The state will divert the money to its own operations.
The decision was an intentional policy change, said DEC Commissioner Ernesta Ballard. The agency has done a poor job overseeing volunteer water monitoring, she said, resulting in a patchwork of information that was not as useful as it might be.
She said she wants the DEC to develop a comprehensive plan for water quality monitoring and a database, but it will require using the money that had been used for volunteers.
Once the plan is done, Ballard said, the state will know how much information is needed on each stream and how best to collect it, plus a way to coordinate future efforts.
''We haven't done that in the past so we could leverage the data'' using information from one stream to predict what might happen elsewhere, she said.
Groups that lost federal funding called the move shortsighted. It eliminates an inexpensive yet far-reaching network of water quality monitors that can detect pollution early, said Robert Ruffner, head of one of the groups, the Kenai Watershed Forum.
''I wouldn't be raising any concerns if the state was going to be picking up the ball and doing what we've been doing,'' he said, but it's not. The programs will simply disappear.
The U.S. Environmental Protection Agency, which issues the grant money, apparently agrees. It has applauded past efforts of the volunteer groups, said Greg Kellogg, deputy director of the Alaska operations office.
''All that infrastructure we've built is likely to go away,'' he said, and with it years of valuable work.
The federal government gives Alaska about $3 million a year to address the kinds of water pollution that do not come out the end of a pipe. It's called nonpoint source pollution because it flows off parking lots and hillsides, out of streams and storm drains, Kellogg said.
EPA prefers the money be used for restoring polluted water bodies and for monitoring efforts that check whether such pollution is increasing or decreasing.

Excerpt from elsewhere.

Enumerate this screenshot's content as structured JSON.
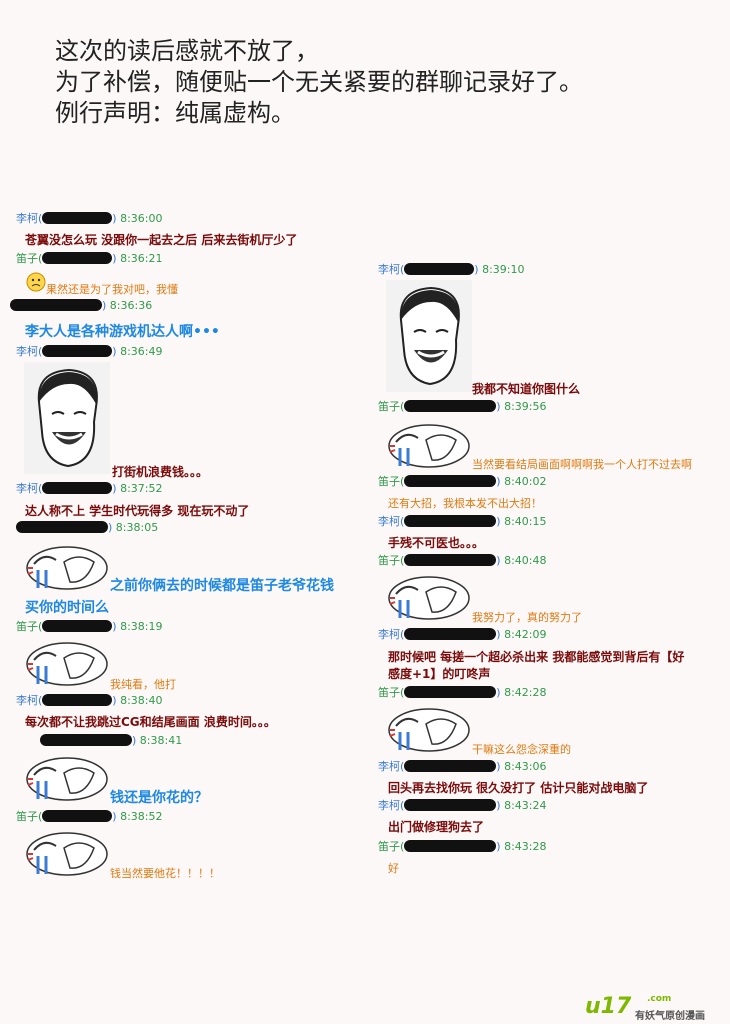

Alaska typically passes about half its federal grant, around $1.7 million a year, on to citizen groups that monitor water quality. Volunteers typically take water samples once or twice a month, which are analyzed by a laboratory and reported to the state and federal agencies.

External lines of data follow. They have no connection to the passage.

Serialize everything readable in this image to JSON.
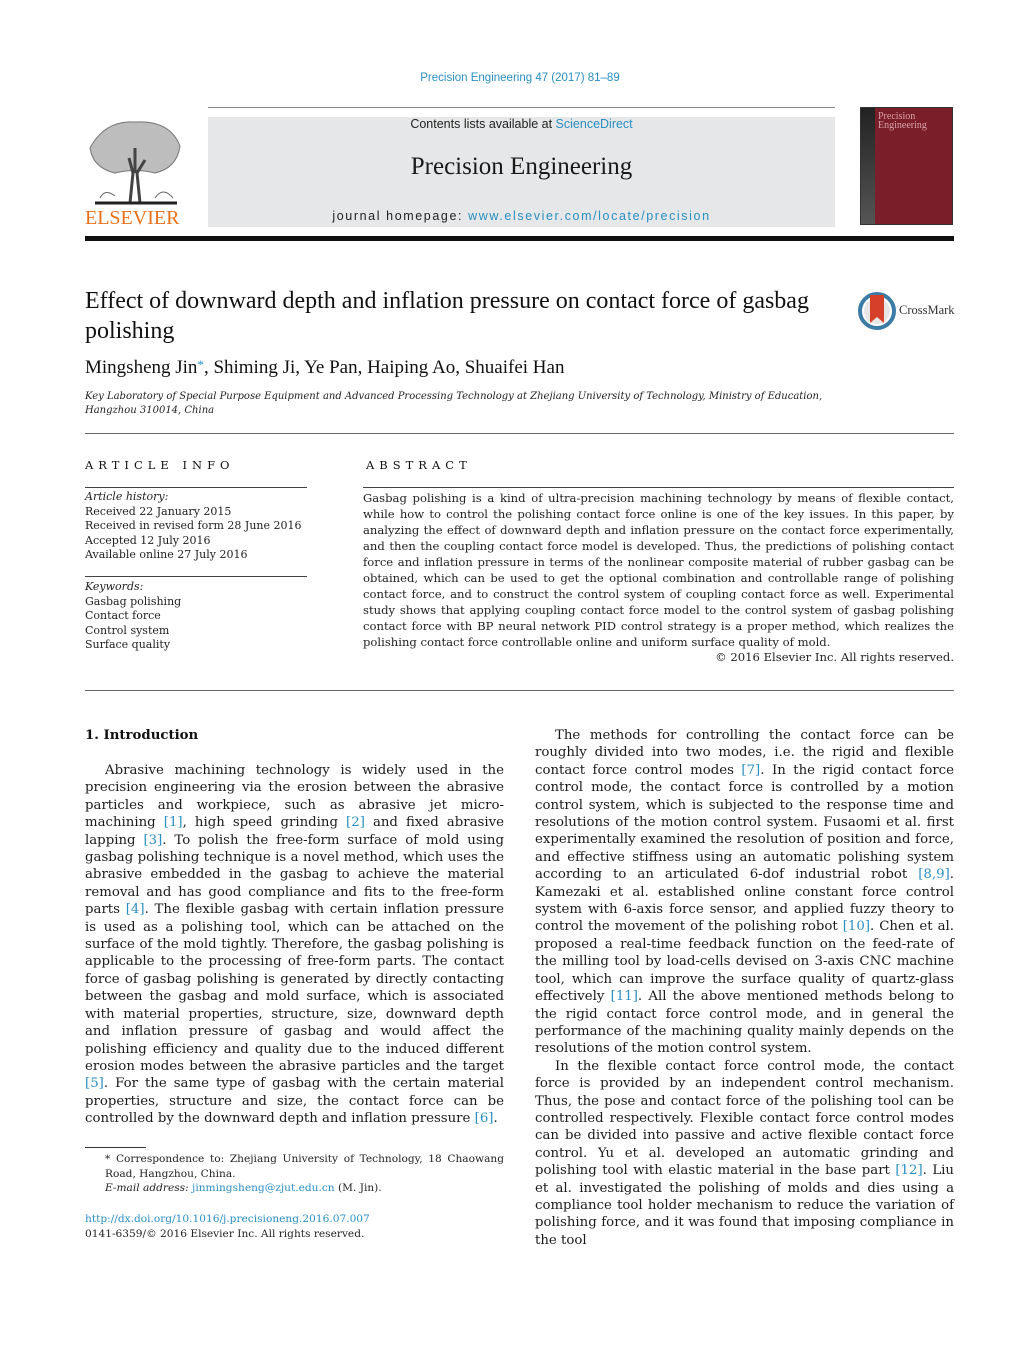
{
  "header": {
    "citation": "Precision Engineering 47 (2017) 81–89",
    "contents_prefix": "Contents lists available at ",
    "contents_link": "ScienceDirect",
    "journal_title": "Precision Engineering",
    "homepage_prefix": "journal homepage: ",
    "homepage_link": "www.elsevier.com/locate/precision",
    "publisher_logo_text": "ELSEVIER",
    "cover_title_line1": "Precision",
    "cover_title_line2": "Engineering",
    "colors": {
      "link": "#2a8fc1",
      "elsevier_orange": "#e9711c",
      "cover_red": "#7a1f2a",
      "banner_gray": "#e6e7e8"
    }
  },
  "article": {
    "title": "Effect of downward depth and inflation pressure on contact force of gasbag polishing",
    "crossmark_label": "CrossMark",
    "authors": [
      {
        "name": "Mingsheng Jin",
        "mark": "*"
      },
      {
        "name": "Shiming Ji"
      },
      {
        "name": "Ye Pan"
      },
      {
        "name": "Haiping Ao"
      },
      {
        "name": "Shuaifei Han"
      }
    ],
    "affiliation": "Key Laboratory of Special Purpose Equipment and Advanced Processing Technology at Zhejiang University of Technology, Ministry of Education, Hangzhou 310014, China"
  },
  "article_info": {
    "heading": "ARTICLE INFO",
    "history_label": "Article history:",
    "history": [
      "Received 22 January 2015",
      "Received in revised form 28 June 2016",
      "Accepted 12 July 2016",
      "Available online 27 July 2016"
    ],
    "keywords_label": "Keywords:",
    "keywords": [
      "Gasbag polishing",
      "Contact force",
      "Control system",
      "Surface quality"
    ]
  },
  "abstract": {
    "heading": "ABSTRACT",
    "text": "Gasbag polishing is a kind of ultra-precision machining technology by means of flexible contact, while how to control the polishing contact force online is one of the key issues. In this paper, by analyzing the effect of downward depth and inflation pressure on the contact force experimentally, and then the coupling contact force model is developed. Thus, the predictions of polishing contact force and inflation pressure in terms of the nonlinear composite material of rubber gasbag can be obtained, which can be used to get the optional combination and controllable range of polishing contact force, and to construct the control system of coupling contact force as well. Experimental study shows that applying coupling contact force model to the control system of gasbag polishing contact force with BP neural network PID control strategy is a proper method, which realizes the polishing contact force controllable online and uniform surface quality of mold.",
    "copyright": "© 2016 Elsevier Inc. All rights reserved."
  },
  "body": {
    "section_heading": "1.  Introduction",
    "left_paragraphs": [
      [
        {
          "t": "Abrasive machining technology is widely used in the precision engineering via the erosion between the abrasive particles and workpiece, such as abrasive jet micro-machining "
        },
        {
          "ref": "[1]"
        },
        {
          "t": ", high speed grinding "
        },
        {
          "ref": "[2]"
        },
        {
          "t": " and fixed abrasive lapping "
        },
        {
          "ref": "[3]"
        },
        {
          "t": ". To polish the free-form surface of mold using gasbag polishing technique is a novel method, which uses the abrasive embedded in the gasbag to achieve the material removal and has good compliance and fits to the free-form parts "
        },
        {
          "ref": "[4]"
        },
        {
          "t": ". The flexible gasbag with certain inflation pressure is used as a polishing tool, which can be attached on the surface of the mold tightly. Therefore, the gasbag polishing is applicable to the processing of free-form parts. The contact force of gasbag polishing is generated by directly contacting between the gasbag and mold surface, which is associated with material properties, structure, size, downward depth and inflation pressure of gasbag and would affect the polishing efficiency and quality due to the induced different erosion modes between the abrasive particles and the target "
        },
        {
          "ref": "[5]"
        },
        {
          "t": ". For the same type of gasbag with the certain material properties, structure and size, the contact force can be controlled by the downward depth and inflation pressure "
        },
        {
          "ref": "[6]"
        },
        {
          "t": "."
        }
      ]
    ],
    "right_paragraphs": [
      [
        {
          "t": "The methods for controlling the contact force can be roughly divided into two modes, i.e. the rigid and flexible contact force control modes "
        },
        {
          "ref": "[7]"
        },
        {
          "t": ". In the rigid contact force control mode, the contact force is controlled by a motion control system, which is subjected to the response time and resolutions of the motion control system. Fusaomi et al. first experimentally examined the resolution of position and force, and effective stiffness using an automatic polishing system according to an articulated 6-dof industrial robot "
        },
        {
          "ref": "[8,9]"
        },
        {
          "t": ". Kamezaki et al. established online constant force control system with 6-axis force sensor, and applied fuzzy theory to control the movement of the polishing robot "
        },
        {
          "ref": "[10]"
        },
        {
          "t": ". Chen et al. proposed a real-time feedback function on the feed-rate of the milling tool by load-cells devised on 3-axis CNC machine tool, which can improve the surface quality of quartz-glass effectively "
        },
        {
          "ref": "[11]"
        },
        {
          "t": ". All the above mentioned methods belong to the rigid contact force control mode, and in general the performance of the machining quality mainly depends on the resolutions of the motion control system."
        }
      ],
      [
        {
          "t": "In the flexible contact force control mode, the contact force is provided by an independent control mechanism. Thus, the pose and contact force of the polishing tool can be controlled respectively. Flexible contact force control modes can be divided into passive and active flexible contact force control. Yu et al. developed an automatic grinding and polishing tool with elastic material in the base part "
        },
        {
          "ref": "[12]"
        },
        {
          "t": ". Liu et al. investigated the polishing of molds and dies using a compliance tool holder mechanism to reduce the variation of polishing force, and it was found that imposing compliance in the tool"
        }
      ]
    ]
  },
  "footnotes": {
    "correspondence": "* Correspondence to: Zhejiang University of Technology, 18 Chaowang Road, Hangzhou, China.",
    "email_label": "E-mail address: ",
    "email": "jinmingsheng@zjut.edu.cn",
    "email_suffix": " (M. Jin).",
    "doi": "http://dx.doi.org/10.1016/j.precisioneng.2016.07.007",
    "issn_copyright": "0141-6359/© 2016 Elsevier Inc. All rights reserved."
  }
}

That program changed this year without notice. The state last week announced its grants for 2003. It gave out less than $400,000, all of it aimed at restoration rather than long-term monitoring. It kept the remaining $1.3 million for internal operations.
The policy change took the EPA by surprise, Kellogg said. Even if the state resumes the voluntary programs later, ''you can't have a two- or three-year gap and have meaningful data.''
People who run the programs say there is more at stake than data. The monitors are the early warning system of water pollution. The earlier a problem is seen, the cheaper it is to fix, Ruffner said.
''I don't know what kind of hardships state agencies are facing, but it just doesn't seem right to cut the people who are out there doing the work,'' he said.
His group brings together 14 entities, from the cities of Kenai and Soldotna to commercial fishermen and Native tribes, in a cooperative venture that keeps tabs on the water quality of one of Alaska's premier salmon streams, the Kenai River. That association is now jeopardized, Ruffner said.
''This is not just one person that's losing funding. All those entities are losing funding. DEC is turning its back on all of them,'' he said.
Kellogg of the EPA hopes to persuade Ballard to reinstate the volunteer monitoring programs. He is withholding a portion of the federal grant until the issue is resolved, he said.
Ballard is not budging.
''We are embarking on the course we have announced,'' she said.